PAI-1 is a serine protease inhibitor that targets tissue plasminogen activator (tPA) and urokinase (uPA), thereby reducing fibrinolytic activity and leading to fibrin buildup [19, 20]. The 4G/4G genotype is associated with higher PAI-1 levels compared to other genotypes [21]. Elevated PAI-1 activity results in reduced plasminogen activation, leading to weak fibrinolysis and an increased risk of thrombotic events like cardiovascular and cerebrovascular diseases, recurrent miscarriages, and preeclampsia [22]. Vergouwen et al. [23] found a significant link between the 4G allele in the PAI-1 gene and cerebral ischemia following aneurysmal subarachnoid hemorrhage (aSAH). While vasospasm is a significant factor in cerebral ischemia, not all vasospasm patients experience it. Microthrombi formation may determine the occurrence of cerebral ischemia in vasospasm patients, and PAI-1 levels may play a role in their formation and dissolution. The presence of the 4G/4G genotype in our case suggests a predisposition to postoperative cerebral vasospasm and ischemia.
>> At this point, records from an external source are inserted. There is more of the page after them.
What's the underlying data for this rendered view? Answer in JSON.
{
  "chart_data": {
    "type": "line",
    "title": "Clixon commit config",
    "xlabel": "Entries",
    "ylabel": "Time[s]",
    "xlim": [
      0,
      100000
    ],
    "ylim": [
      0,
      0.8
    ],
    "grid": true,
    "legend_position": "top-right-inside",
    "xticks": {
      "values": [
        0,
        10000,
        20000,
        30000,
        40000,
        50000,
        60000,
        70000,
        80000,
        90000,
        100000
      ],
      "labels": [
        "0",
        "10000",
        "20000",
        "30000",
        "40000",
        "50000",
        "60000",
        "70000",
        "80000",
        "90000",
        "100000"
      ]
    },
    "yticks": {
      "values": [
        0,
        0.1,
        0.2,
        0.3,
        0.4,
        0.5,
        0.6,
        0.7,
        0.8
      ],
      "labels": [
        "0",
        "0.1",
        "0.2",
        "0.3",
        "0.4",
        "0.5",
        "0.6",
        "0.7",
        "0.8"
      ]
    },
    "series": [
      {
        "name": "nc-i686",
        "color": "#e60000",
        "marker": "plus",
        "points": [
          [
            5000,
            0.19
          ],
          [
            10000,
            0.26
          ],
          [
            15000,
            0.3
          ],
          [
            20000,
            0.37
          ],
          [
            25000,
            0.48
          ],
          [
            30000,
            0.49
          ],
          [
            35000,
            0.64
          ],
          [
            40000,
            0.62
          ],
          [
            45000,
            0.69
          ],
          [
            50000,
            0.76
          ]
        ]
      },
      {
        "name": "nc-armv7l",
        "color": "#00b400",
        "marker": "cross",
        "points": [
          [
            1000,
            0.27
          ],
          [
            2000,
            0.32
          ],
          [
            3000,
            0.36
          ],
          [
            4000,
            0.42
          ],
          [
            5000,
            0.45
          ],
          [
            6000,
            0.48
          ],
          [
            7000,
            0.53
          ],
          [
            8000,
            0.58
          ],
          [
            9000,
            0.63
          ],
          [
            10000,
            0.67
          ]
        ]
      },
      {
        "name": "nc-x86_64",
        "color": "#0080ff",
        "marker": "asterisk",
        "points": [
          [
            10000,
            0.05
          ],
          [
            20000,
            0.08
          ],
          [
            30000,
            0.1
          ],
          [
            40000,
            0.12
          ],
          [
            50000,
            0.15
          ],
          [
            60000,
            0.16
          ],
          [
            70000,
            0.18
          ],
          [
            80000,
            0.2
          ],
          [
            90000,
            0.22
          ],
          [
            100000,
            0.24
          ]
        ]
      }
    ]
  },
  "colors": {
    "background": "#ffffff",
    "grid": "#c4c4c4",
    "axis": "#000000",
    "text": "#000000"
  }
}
We did not find a reported case of cerebral vasospasm and ischemia following endoscopic transsphenoidal surgery in a patient with the PAI-1 4G/4G polymorphism in the literature.
In managing these cases, it is recommended to include oral nimodipine as a calcium antagonist and to control hypertension to enhance cerebral perfusion [24]. It has been shown that nimodipine reduces the risk of cerebral ischemia [25]. One of the effects of nimodipine is to decrease PAI-1 levels in the plasma, thereby increasing fibrinolytic activity [26]. This can help prevent adverse outcomes from cerebral ischemia associated with increased PAI-1 levels [23]. In our case, oral nimodipine treatment was initiated promptly after the occurrence of cerebral vasospasm and ischemia. In suitable patients, among the endovascular treatment options, intra-arterial vasodilators, balloon angioplasty, and/or stent treatment options should be considered [27].